Schließlich beginnt sie und es fängt mit einem schmerzhaften Einstich im rechten Arm an. „So, das war das Schlimmste“, meint sie. Dann versucht sie, diesen dünnen Schlauch durch die Vene in Richtung Herz zu schieben. Eine Weile klappt es auch, aber dann bleibt sie stecken. Trotz aller Bemühungen geht es nicht weiter. „Oh nein“, denke ich. Irgendwann gibt sie auf und sagt, dass wir es am linken Arm probieren werden. Mein Herz schlägt ein bisschen schneller, als sie es kurz darauf links probiert. Wieder der Schmerz beim Einstich. Ich halte den Atem an, und sie schiebt den Schlauch hoch. Es funktioniert. Hurra! Der Gedanke, dieses Ding am Hals zu haben, ist furchtbar. Da ist der Arm doch die wesentlich angenehmere Alternative.
„So, das muss jetzt erst einmal geröntgt werden“, sagt sie. „Ich bestelle einen Transport und Sie sollten den Arm möglichst nicht bewegen.“ Sie verbindet ihn notdürftig. Der „Transport-Mensch“ erscheint und ich werde in einem Rollstuhl quer durch die Klinik zur Röntgenabteilung gefahren. Er stellt mich mitten im Warteraum ab, wo bereits andere Patienten warten und sagt, dass ich dann aufgerufen werde.
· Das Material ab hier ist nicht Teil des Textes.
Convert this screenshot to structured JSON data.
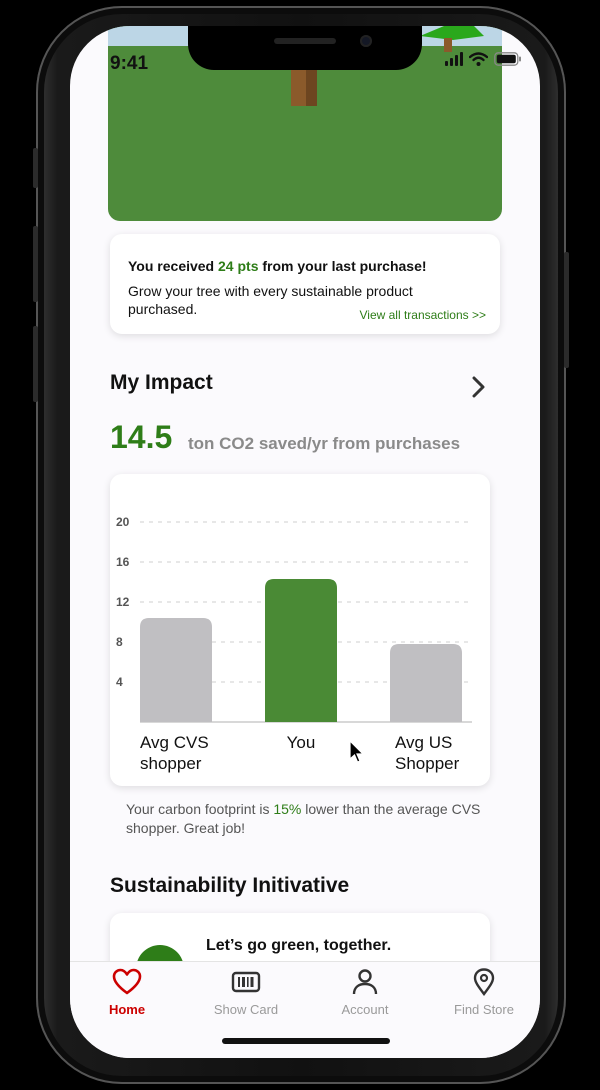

Da sitze ich, rechts neben mir liegt eine alte Dame röchelnd in ihrem Bett, links neben mir sitzt ein Mann im Rollstuhl. „Wie bin ich hier nur gelandet?“, frage ich mich verzweifelt. Plötzlich bin ich in einer komplett anderen eigenen Welt, nachdem ich wenige Wochen zuvor noch ganz normal in meinem Job gearbeitet habe. Es fühlt sich nicht gut an. Die Zivis oder sonstigen Mitarbeiter, die für den Transport zuständig sind, stehen in einer Gruppe zusammen an ihrer Station und unterhalten sich. Ich beneide sie. Sie sind gesund und jung und gehen wahrscheinlich noch davon aus, dass ihnen so etwas niemals passieren wird.
Schließlich erscheint die Röntgenschwester und sagt meinen Namen. Ich melde mich, und sie fragt, ob ich ein paar Schritte laufen kann. „Ja, klar“, antworte ich und stehe aus meinem Rollstuhl auf und gehe zu ihr. Als ich Pullover und T-Shirt ausziehe, merke ich, dass der Arm völlig durchgeblutet ist. Die Schwester ist entsetzt. Sie sagt mitfühlend: “Mann, was man manchmal so mitmacht! Unglaublich.“ Sie reinigt den Arm und ich werde geröntgt.